A month later, her husband, Tom, still shaken, sat at the end of their bed late at night. He began feeling numb. She rushed him to the hospital, where he suffered a heart attack.

Five days later, she was in the parking lot of the hospital, waiting to take him back home. Life, she knew, had to change.

Tired and discouraged, she sat in her car and smoked the last cigarette in her pack.

And something happened.

"I smoked it, and I threw it out the window, and I accepted Christ right then," she remembers, her voice breaking. "I asked for help. I asked for help from Christ to change my life. ... I surrendered. I just gave it all to God."

Both she and her husband, heavy smokers, kicked the habit.

On a whim, they moved to Branson, a little town in the Ozarks they'd visited on vacation. Several months later, Barbara Fairchild stopped in for a bite to eat. Hearing Bernie sing, the Branson entertainer excitedly waved the waitress over to her table.

"(Barbara) had her own theater at the time, and she wanted me to sing at the theater, at the 'Jammin' for Jesus' program that Sunday," Bernie recalls, her brown eyes still wide with awe at the memory. "She's so nice and laid back, and she said, 'Just come to the back door and I'll let you in -- it'll just be folks like you and me.'

"So I went. And I'm up on the stage and I look around, and there are all the entertainers in Branson. I said, 'I can't do this. I'm a waitress."'

She did it, though. She sang. That Sunday and the Sundays after. Her first gig led to others.

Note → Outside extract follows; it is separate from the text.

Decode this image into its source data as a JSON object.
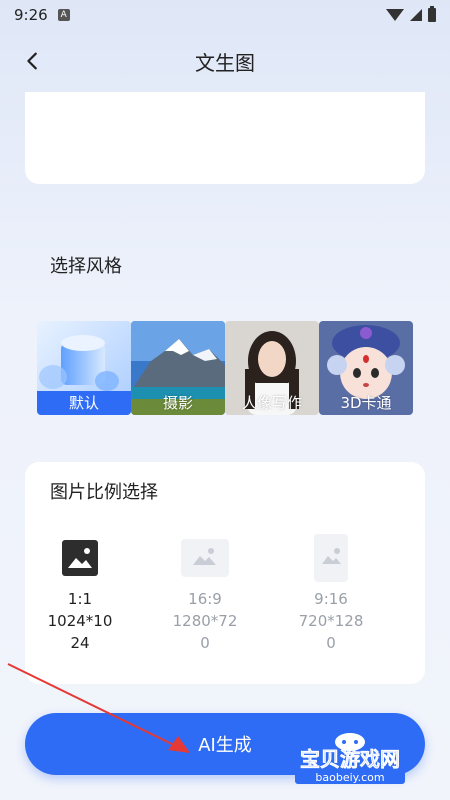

Then still more, where she shared her songs and her testimony.

Then came the recognition from the gospel association, music tours, the release of her first CD, "Looking to Him," in 2000, and her second, "Enjoying the Journey."

She's living her dream, says husband Tom, who handles her sound production. They both are.

"Her ministry is building up all the time," he says. "Before she does an original song, or any cover material, she very carefully looks over the lyrics and the content -- she has to believe in what she's doing, or she doesn't do it."